Foto Ilustrasi (NU Online/Freepik)

Dalam literatur sejarah terungkap bahwa Rasulullah seorang yang sangat arif dan bijaksana dalam menghadapi berbagai macam permasalahan, termasuk dalam menghadapi pelaku maksiat. Nabi tidak pernah menghina pelaku maksiat, melainkan selalu berusaha untuk memberikan bimbingan dan nasihat dengan penuh kelembutan dan kasih sayang


Tentu sikap ini sangat layak untuk dijadikan teladan hari ini. Untuk itu, teks khutbah Jumat berikut ini berjudul: Khutbah Jumat: Teladan Rasulullah dalam Menghadapi Pelaku Maksiat. Untuk mencetak naskah khutbah Jumat ini, silakan klik ikon print berwarna merah di atas atau bawah artikel ini (pada tampilan desktop).
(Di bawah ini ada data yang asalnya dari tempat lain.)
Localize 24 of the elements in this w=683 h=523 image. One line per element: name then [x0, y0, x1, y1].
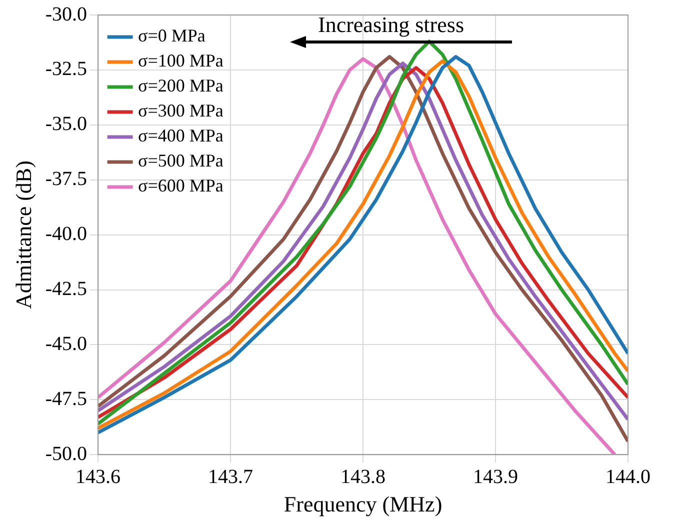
annotation: Increasing stress: [318, 12, 464, 38]
y-tick-label: -40.0: [45, 223, 88, 246]
legend-label: σ=400 MPa: [138, 126, 224, 146]
x-tick-label: 143.7: [208, 466, 254, 488]
legend-label: σ=500 MPa: [138, 150, 224, 171]
legend-label: σ=100 MPa: [138, 50, 224, 71]
y-tick-label: -45.0: [45, 332, 88, 355]
y-tick-label: -37.5: [45, 168, 88, 190]
y-tick-label: -30.0: [45, 3, 88, 26]
legend-label: σ=0 MPa: [138, 26, 206, 46]
y-tick-label: -50.0: [45, 442, 88, 465]
y-axis-title: Admittance (dB): [10, 160, 36, 310]
legend-label: σ=300 MPa: [138, 100, 224, 121]
y-tick-label: -42.5: [45, 278, 88, 300]
x-tick-label: 143.6: [76, 466, 121, 488]
x-axis-title: Frequency (MHz): [284, 492, 442, 517]
y-tick-label: -35.0: [45, 113, 88, 136]
x-tick-label: 143.9: [473, 466, 518, 488]
y-tick-label: -32.5: [45, 58, 88, 80]
x-tick-label: 144.0: [606, 466, 650, 488]
legend-label: σ=600 MPa: [138, 176, 224, 196]
legend-label: σ=200 MPa: [138, 76, 224, 96]
x-tick-label: 143.8: [340, 466, 386, 488]
y-tick-label: -47.5: [45, 388, 88, 410]
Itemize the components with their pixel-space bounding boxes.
Semoga bermanfaat! (Redaksi).



Khutbah I


الْحَمْدُ لِلهِ رَبِّ الْعَالَمِيْنَ، وَبِهِ نَسْتَعِيْنُ عَلَى أُمُوْرِ الدُّنْيَا وَالدِّيْنِ، وَالصَّلَاةُ وَالسَّلَامُ عَلَى أَشْرَفِ اْلأَنْبِيَاءِ وَالْمُرْسَلِيْنَ، نَبِيِّنَا مُحَمَّدٍ صَلَّى اللهُ عَلَيْهِ وَسَلَّمَ وَعَلَى اٰلِهِ وَأَصْحَابِهِ وَالتَّابِعِيْنَ وَمَنْ تَبِعَهُمْ بِإِحْسَانٍ إِلىَ يَوْمِ الدِّيْنِ، أَشْهَدُ أَنْ لَا إِلٰهَ إِلَّا الله وَحْدَه لَاشَرِيْكَ لَهُ الْمَلِكُ الْحَقُّ اْلمُبِيْن. وَأَشْهَدُ أَنَّ سَيِّدَنَا مُحَـمَّدًا عَبْدُهُ وَرَسُوْلُهُ صادِقُ الْوَعْدِ اْلأَمِيْن. أَمَّا بَعْدُ فَيَا أَيُّهَا الْحَاضِرُوْنَ. اِتَّقُوا اللهَ حَقَّ تُقَاتِهِ وَلَا تَمُوْتُنَّ إِلَّا وَأَنْتُمْ مُسْلِمُوْنَ. فَقَالَ اللهُ تَعَالَى : ﴿الصَّابِرِينَ وَالصَّادِقِينَ وَالْقَانِتِينَ وَالْمُنْفِقِينَ وَالْمُسْتَغْفِرِينَ بِالأَسْحَارِ﴾. ويقولُ: يَآ أَيُّهَا الَّذِينَ ءَامَنُوا ارْكَعُوا وَاسْجُدُوا وَاعْبُدُوا رَبَّكُمْ وَافْعَلُوا الْخَيْرَ لَعَلَّكُمْ تُفْلِحُونَ.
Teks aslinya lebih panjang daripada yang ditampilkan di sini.